Decompose $\frac{(x^3+x+1)}{(x^2+1)^2}$
Based on my understanding so far: The partials of the denominator are $(x^2+1)$ and $(x^2+1)^2$
$\frac{(x^3+x+1)}{(x^2+1)^2}$ can be decomposed into partial fractions as below:
$\frac{(x^3+x+1)}{(x^2+1)^2} = \frac{A}{x^2+1} +\frac{B}{(x^2+1)^2}$
multiply both sides by LCD which is $(x^2+1)^2$ we get:
$$x^3+x+1=A(x^2+1)+B$$ removing brackets
$$x^3+x+1=Ax^2+A+B$$
simplify
$$x(x^2+1)+1=A(x^2+1)+B$$
$\therefore$ looking at coefficients, $B=1$ and $A=x$.
Looking at the above, I don't seem to have a solution. Where am I going wrong? Am I on right path?

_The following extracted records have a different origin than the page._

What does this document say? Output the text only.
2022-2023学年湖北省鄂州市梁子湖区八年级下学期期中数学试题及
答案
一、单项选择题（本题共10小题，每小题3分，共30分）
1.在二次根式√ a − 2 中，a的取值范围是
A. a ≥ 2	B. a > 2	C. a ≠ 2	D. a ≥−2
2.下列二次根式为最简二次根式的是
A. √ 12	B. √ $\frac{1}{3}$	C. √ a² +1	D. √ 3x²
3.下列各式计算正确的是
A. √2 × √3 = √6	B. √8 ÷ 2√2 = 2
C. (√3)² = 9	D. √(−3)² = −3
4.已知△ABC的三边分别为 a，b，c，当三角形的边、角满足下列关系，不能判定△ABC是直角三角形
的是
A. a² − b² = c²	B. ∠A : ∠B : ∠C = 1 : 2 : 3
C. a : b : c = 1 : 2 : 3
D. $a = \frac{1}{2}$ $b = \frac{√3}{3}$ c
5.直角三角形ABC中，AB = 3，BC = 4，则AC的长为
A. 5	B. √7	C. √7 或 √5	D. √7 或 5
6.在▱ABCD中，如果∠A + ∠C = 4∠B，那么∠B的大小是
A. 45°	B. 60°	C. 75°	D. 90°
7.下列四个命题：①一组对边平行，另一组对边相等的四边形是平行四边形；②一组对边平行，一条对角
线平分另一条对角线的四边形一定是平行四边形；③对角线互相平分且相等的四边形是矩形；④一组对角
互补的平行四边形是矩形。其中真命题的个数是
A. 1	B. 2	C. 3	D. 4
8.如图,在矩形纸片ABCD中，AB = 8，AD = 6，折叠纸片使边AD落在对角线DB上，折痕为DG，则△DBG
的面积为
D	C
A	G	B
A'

By inspection, the partial fractions decomposition is $\dfrac{x}{x^2+1}+\dfrac{1}{(x^2+1)^2}$. This is because $x^3+x=x(x^2+1)$.
Remark: If the top were less simple, we would look for constants $A, B, C, D$ such that our expression is identically equal to $\frac{Ax+B}{x^2+1}+\frac{Cx+D}{(x^2+1)^2}$.